South Pole expeditions typically take about 58 days. Depending on weather, climbing Mount Vinson requires 12 days or more. Typically, ALE finds that clients don’t bite off more than they can chew. Rootes likens it to a moonwalk, with the difficulties of the location forcing everyone “whether they are a first-time visitor or a seasoned explorer [to become] completely involved in the everyday tasks of just living in such a remote place.”

At the other end of the client spectrum, adventurous tourists can stay at the luxury Three Glaciers camp. Situated in the foothills of the Heritage Range, this camp serves fine food and wine, and approximates a top-class hotel experience. Guests can take out snow bikes, go skiing and even skydive.

Skydivers exit a Twin Otter over Union Glacier. Photo: Adam Ungar/ALE

Their Gould Bay camp draws a different crowd. Built on frozen sea-ice in the southern Weddell Sea, it provides a base for those visiting the nearby 8,000-strong colony of emperor penguins.

Emperor penguin colony, under the midnight sun. Photo: David Rootes/ALE

Aside from ensuring clients arrive and depart safely, a key component of ALE’s work involves creating policies that uphold the environmental standards of the Antarctic Treaty. The treaty came into force in 1998, but much of the law is open to interpretation, forcing a great deal of self-regulation. ALE has tracked its carbon output for almost two decades and works to reduce its emissions every year. Field camps run mostly on solar power.

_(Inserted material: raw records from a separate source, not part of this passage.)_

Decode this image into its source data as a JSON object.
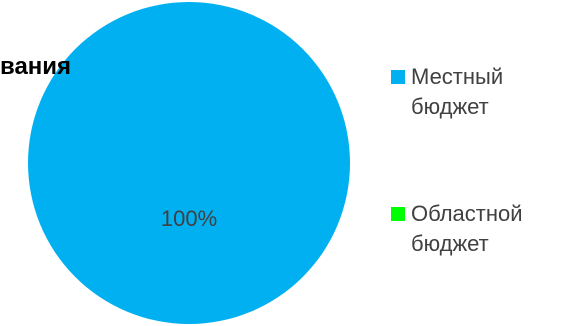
{
  "chart_data": {
    "type": "pie",
    "title": "вания",
    "slices": [
      {
        "label": "Местный бюджет",
        "value": 100,
        "color": "#00B0F0",
        "data_label": "100%"
      },
      {
        "label": "Областной бюджет",
        "value": 0,
        "color": "#00FF00",
        "data_label": ""
      }
    ],
    "legend_position": "right"
  }
}
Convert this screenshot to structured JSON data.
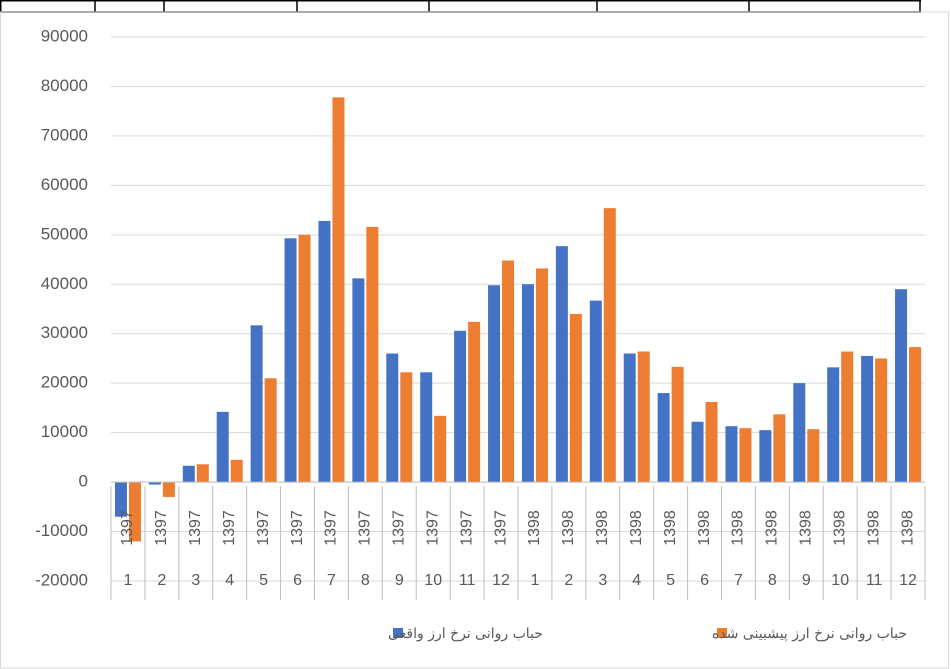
{
  "chart_data": {
    "type": "bar",
    "categories": [
      "1",
      "2",
      "3",
      "4",
      "5",
      "6",
      "7",
      "8",
      "9",
      "10",
      "11",
      "12",
      "1",
      "2",
      "3",
      "4",
      "5",
      "6",
      "7",
      "8",
      "9",
      "10",
      "11",
      "12"
    ],
    "years": [
      "1397",
      "1397",
      "1397",
      "1397",
      "1397",
      "1397",
      "1397",
      "1397",
      "1397",
      "1397",
      "1397",
      "1397",
      "1398",
      "1398",
      "1398",
      "1398",
      "1398",
      "1398",
      "1398",
      "1398",
      "1398",
      "1398",
      "1398",
      "1398"
    ],
    "series": [
      {
        "name": "حباب روانی نرخ ارز واقعی",
        "color": "#4472c4",
        "values": [
          -7000,
          -500,
          3300,
          14200,
          31700,
          49300,
          52800,
          41200,
          26000,
          22200,
          30600,
          39800,
          40000,
          47700,
          36700,
          26000,
          18000,
          12200,
          11300,
          10500,
          20000,
          23200,
          25500,
          39000
        ]
      },
      {
        "name": "حباب روانی نرخ ارز پیشبینی شده",
        "color": "#ed7d31",
        "values": [
          -12000,
          -3000,
          3600,
          4500,
          21000,
          50000,
          77800,
          51600,
          22200,
          13400,
          32400,
          44800,
          43200,
          34000,
          55400,
          26400,
          23300,
          16200,
          10900,
          13700,
          10700,
          26400,
          25000,
          27300
        ]
      }
    ],
    "ylim": [
      -20000,
      90000
    ],
    "yticks": [
      -20000,
      -10000,
      0,
      10000,
      20000,
      30000,
      40000,
      50000,
      60000,
      70000,
      80000,
      90000
    ],
    "grid": true
  }
}
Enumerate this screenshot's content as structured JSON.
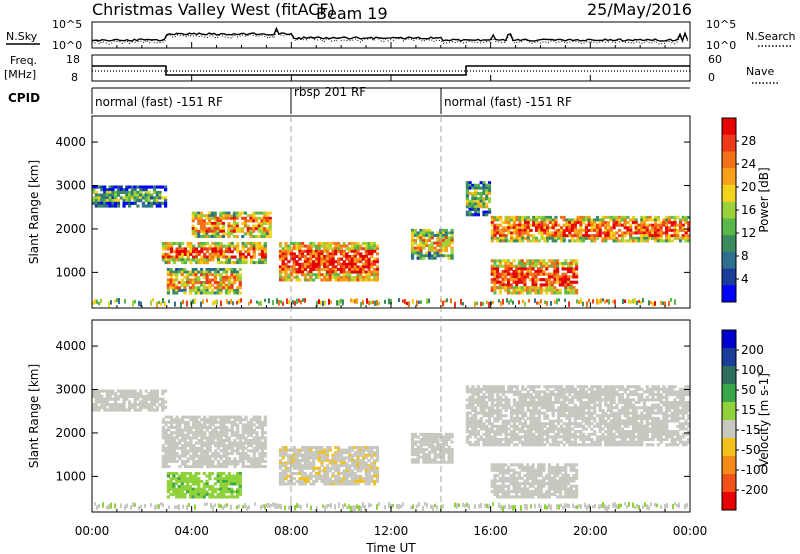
{
  "header": {
    "title": "Christmas Valley West (fitACF)",
    "beam": "Beam 19",
    "date": "25/May/2016"
  },
  "noise_panel": {
    "left_label": "N.Sky",
    "right_label": "N.Search",
    "left_ticks": [
      "10^5",
      "10^0"
    ],
    "right_ticks": [
      "10^5",
      "10^0"
    ]
  },
  "freq_panel": {
    "left_label_line1": "Freq.",
    "left_label_line2": "[MHz]",
    "right_label": "Nave",
    "left_ticks": [
      "18",
      "8"
    ],
    "right_ticks": [
      "60",
      "0"
    ]
  },
  "cpid": {
    "label": "CPID",
    "segments": [
      {
        "label": "normal (fast) -151 RF",
        "start_h": 0,
        "end_h": 8
      },
      {
        "label": "rbsp 201 RF",
        "start_h": 8,
        "end_h": 14
      },
      {
        "label": "normal (fast) -151 RF",
        "start_h": 14,
        "end_h": 24
      }
    ]
  },
  "colors": {
    "power_scale": [
      "#0000ff",
      "#1a3c9a",
      "#2e6e8e",
      "#3a8c5e",
      "#5ab84a",
      "#9bd23a",
      "#f2d21a",
      "#f7a21a",
      "#f2721a",
      "#ee3a1a",
      "#e60000"
    ],
    "velocity_scale": [
      "#0000cc",
      "#1a3c9a",
      "#2e6e5e",
      "#3aa84a",
      "#8fd23a",
      "#c8c8c0",
      "#f2c21a",
      "#f58a1a",
      "#f2521a",
      "#e60000"
    ],
    "ground_scatter": "#c8c8c0"
  },
  "chart_data": [
    {
      "type": "heatmap",
      "name": "power",
      "xlabel": "Time UT",
      "ylabel": "Slant Range [km]",
      "xlim": [
        0,
        24
      ],
      "ylim": [
        180,
        4600
      ],
      "x_ticks": [
        "00:00",
        "04:00",
        "08:00",
        "12:00",
        "16:00",
        "20:00",
        "00:00"
      ],
      "y_ticks": [
        1000,
        2000,
        3000,
        4000
      ],
      "colorbar": {
        "label": "Power [dB]",
        "ticks": [
          4,
          8,
          12,
          16,
          20,
          24,
          28
        ],
        "range": [
          0,
          30
        ]
      },
      "regions": [
        {
          "t0": 0.0,
          "t1": 3.0,
          "r0": 2500,
          "r1": 3000,
          "value": 12
        },
        {
          "t0": 2.8,
          "t1": 7.0,
          "r0": 1200,
          "r1": 1700,
          "value": 24
        },
        {
          "t0": 4.0,
          "t1": 7.2,
          "r0": 1800,
          "r1": 2400,
          "value": 22
        },
        {
          "t0": 3.0,
          "t1": 6.0,
          "r0": 500,
          "r1": 1100,
          "value": 20
        },
        {
          "t0": 7.5,
          "t1": 11.5,
          "r0": 800,
          "r1": 1700,
          "value": 26
        },
        {
          "t0": 12.8,
          "t1": 14.5,
          "r0": 1300,
          "r1": 2000,
          "value": 20
        },
        {
          "t0": 15.0,
          "t1": 16.0,
          "r0": 2300,
          "r1": 3100,
          "value": 14
        },
        {
          "t0": 16.0,
          "t1": 24.0,
          "r0": 1700,
          "r1": 2300,
          "value": 24
        },
        {
          "t0": 16.0,
          "t1": 19.5,
          "r0": 500,
          "r1": 1300,
          "value": 26
        }
      ]
    },
    {
      "type": "heatmap",
      "name": "velocity",
      "xlabel": "Time UT",
      "ylabel": "Slant Range [km]",
      "xlim": [
        0,
        24
      ],
      "ylim": [
        180,
        4600
      ],
      "x_ticks": [
        "00:00",
        "04:00",
        "08:00",
        "12:00",
        "16:00",
        "20:00",
        "00:00"
      ],
      "y_ticks": [
        1000,
        2000,
        3000,
        4000
      ],
      "colorbar": {
        "label": "Velocity [m s-1]",
        "ticks": [
          200,
          100,
          50,
          15,
          -15,
          -50,
          -100,
          -200
        ],
        "range": [
          -250,
          250
        ]
      },
      "regions": [
        {
          "t0": 0.0,
          "t1": 3.0,
          "r0": 2500,
          "r1": 3000,
          "value": 0
        },
        {
          "t0": 2.8,
          "t1": 7.0,
          "r0": 1200,
          "r1": 2400,
          "value": 0
        },
        {
          "t0": 3.0,
          "t1": 6.0,
          "r0": 500,
          "r1": 1100,
          "value": 40
        },
        {
          "t0": 7.5,
          "t1": 11.5,
          "r0": 800,
          "r1": 1700,
          "value": -40
        },
        {
          "t0": 12.8,
          "t1": 14.5,
          "r0": 1300,
          "r1": 2000,
          "value": 0
        },
        {
          "t0": 15.0,
          "t1": 24.0,
          "r0": 1700,
          "r1": 3100,
          "value": 0
        },
        {
          "t0": 16.0,
          "t1": 19.5,
          "r0": 500,
          "r1": 1300,
          "value": 0
        }
      ]
    }
  ]
}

All human and operational waste needs to be removed too. To date, it seems to be working. Compared with other tourist peaks, Mount Vinson remains a very clean summit (though its status as the most remote, last discovered, last climbed and last-named of the Seven Summits probably helps).

Climbers approach the summit of Mount Vinson. Photo: Dylan Taylor/ALE

The 2019-2020 summer season is just days away. Last season saw drama aplenty, thanks to Rudd’s and O’Brady’s “race” across the continent and the unusually poor snow conditions that forced several unscheduled food drops and aborted expeditions. This season, Jenny Davis and Wendy Searle are going for new South Pole speed records and Geoff Wilson aims to complete the longest ever unsupported polar journey, a 5,600km snowkite expedition around the continent. Others, in the best Antarctic tradition (see Amundsen, Roald), want to keep their ambitious plans under wraps from everyone but ALE, the all-seeing logistics eye on the Southern Continent.